When apply the forceps , accoucheur should sit down , check position of the blades , then test traction and pull until crowning while sitting. Episiotomy should be done while standing and crowning appear.
Some books mention sitting position and some does not mention anything.
In a research published in Obstet Gynecol (2005), forces generated from the sitting position in particular can often exceed the preferred range (30-45lb). The mean maximum traction produced by men in the standing and sitting positions was 69.5 and 85.8 pounds, respectively. For women, the mean maximum force generated was 45.5 pounds in the standing position and 61.3 pounds in the sitting position.
I never conducted obstetric forceps in sitting position, as I was trained like that.
Those who are trained in sitting position, they have adapted themselves to generate adequate force. So there is no need to change their current practice of sitting position.
Always standing, because first you must pull down to bring the subocciput under symphisis (sometime you must use a higher force) and after that you must pull up the head (to respect the natural mechanism of delivery). If you are in sittig position you don't have facility in movements. I think that maximum traction produced is higher standing.
Stand steadily on my feet! If I need to use medium+ force I can do so using my arm in a fysiological position and I can easily change the direction of the forceps shafts upwards and follow the pelvic curvature, at the same time support the perineum. I can also have constant eye contact with the mother to guide her pushing so that she can be delivered smoothly and be included in the birth of her baby. Maybe a tall colleague would chose otherwise, no need to be absolute about this.
Sitting has always worked best in my experience. It allows a solid base, and more natural downward traction, using a well-controlled downward pulling in the vertical axis, rather than pushing, to bring the head under the symphysis pubis. Also, one is closer to the plane of the perineum for visualization of its distention and potential need for episiotomy. I often stand as the the baby is crowning, to accomplish removal of the forceps blades and the for the remainder of the delivery. I agree that everyone should develop their own method, whether sitting or standing, and be flexible. In more austere settings I have occasionally needed to kneel on the floor.
I prefer sitting and teach sitting. it limits the amount of traction better, particularly for male accouchers. the height of the bed is important though to allow correct traction axis and many (like Prof Walker above) prefer standing to afford better range of movements.
I practice sitting and encourage juniors to do so. It prevents undue traction being applied, gives better control and appears as a less traumatic procedure for the patient and the companion.
I prefer sitting position. Gives better control in force applied to downward traction, allow correct traction axis, with less trauma. I stand as the the baby is crowning, to accomplish removal of the forceps blades and the for the remainder of the delivery.

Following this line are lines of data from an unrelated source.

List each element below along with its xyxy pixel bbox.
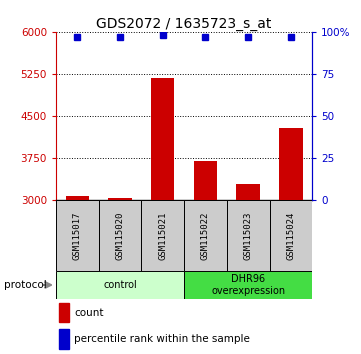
Text: GSM115017: GSM115017 bbox=[73, 211, 82, 259]
Bar bbox=[184, 200, 227, 271]
Bar bbox=[66, 195, 89, 200]
Bar bbox=[151, 78, 174, 200]
Bar bbox=[58, 329, 69, 348]
Text: control: control bbox=[103, 280, 137, 290]
Bar bbox=[270, 200, 312, 271]
Text: count: count bbox=[74, 308, 103, 318]
Bar bbox=[99, 200, 142, 271]
Bar bbox=[56, 271, 184, 299]
Text: GSM115024: GSM115024 bbox=[286, 211, 295, 259]
Bar bbox=[236, 184, 260, 200]
Bar bbox=[279, 128, 303, 200]
Text: protocol: protocol bbox=[4, 280, 46, 290]
Text: GSM115021: GSM115021 bbox=[158, 211, 167, 259]
Bar bbox=[142, 200, 184, 271]
Text: GSM115022: GSM115022 bbox=[201, 211, 210, 259]
Text: GSM115023: GSM115023 bbox=[244, 211, 253, 259]
Text: percentile rank within the sample: percentile rank within the sample bbox=[74, 334, 250, 344]
Bar bbox=[56, 200, 99, 271]
Bar bbox=[227, 200, 270, 271]
Text: DHR96
overexpression: DHR96 overexpression bbox=[211, 274, 285, 296]
Bar bbox=[58, 303, 69, 322]
Title: GDS2072 / 1635723_s_at: GDS2072 / 1635723_s_at bbox=[96, 17, 272, 31]
Bar bbox=[108, 198, 132, 200]
Bar bbox=[194, 161, 217, 200]
Text: GSM115020: GSM115020 bbox=[116, 211, 125, 259]
Bar bbox=[184, 271, 312, 299]
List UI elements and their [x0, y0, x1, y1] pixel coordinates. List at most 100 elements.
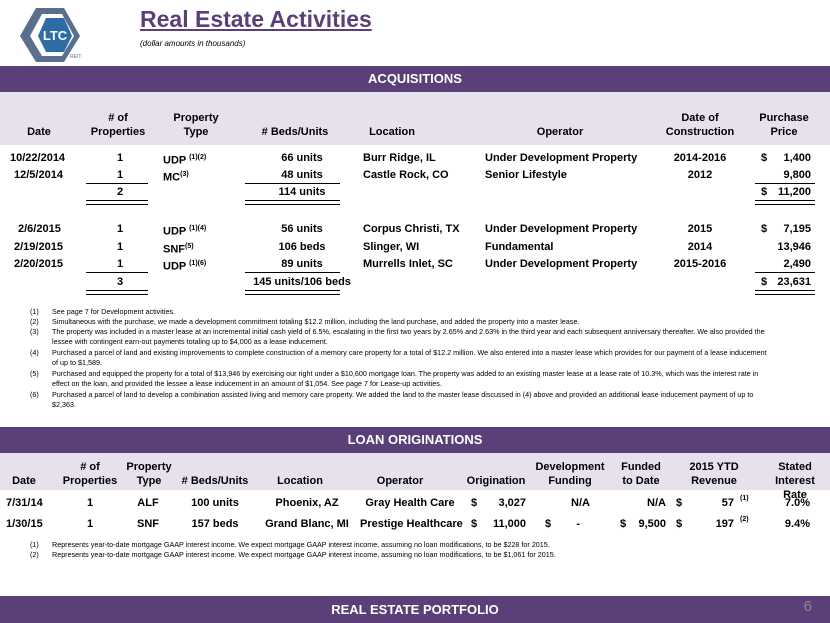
acq-date: 10/22/2014 [10, 152, 66, 164]
footnote-text: Represents year-to-date mortgage GAAP in… [52, 550, 556, 559]
footnote-text: Simultaneous with the purchase, we made … [52, 317, 580, 326]
acq-date: 2/6/2015 [18, 223, 61, 235]
acq-beds: 56 units [281, 223, 323, 235]
acq-total-beds: 114 units [278, 186, 326, 198]
table-row: 2/6/2015 1 UDP (1)(4) 56 units Corpus Ch… [0, 222, 830, 238]
acq-operator: Senior Lifestyle [485, 169, 567, 181]
footnote-number: (4) [30, 348, 39, 357]
footnote-number: (2) [30, 317, 39, 326]
acq-price: 7,195 [783, 223, 811, 235]
acquisitions-section-title: ACQUISITIONS [0, 66, 830, 92]
double-divider [86, 290, 148, 295]
loan-col-location: Location [277, 475, 323, 487]
double-divider [245, 200, 340, 205]
loan-type: ALF [137, 497, 159, 509]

Sitting on a stool ( with no wheels) is safer for the practitioner as the risk of falling backwards is minimal. It is also safer for the baby as you have your lap as an extra layer of protection should the delivery become rapid. In terms of angle and force , then either sitting or standing should not make a significant difference but junior doctors are encouraged to be seated. Personally I prefer standing and raising the bed up .
The practitioner should be sitting on the floor and the woman should be squatting in a full squat with feet flat on the floor, with each hand pushing on a low night table- one on either side of her, and she will certainly push the baby out, without forceps.
I think whatever position you feel most comfortable. Personally I usually stand but as long as you have a solid base which does not move I honestly don't think it matters. I stand so that the patient sees me and I can talk to them whilst performing the delivery but we also use a wedge so the patient is propped up a little and not lying flat.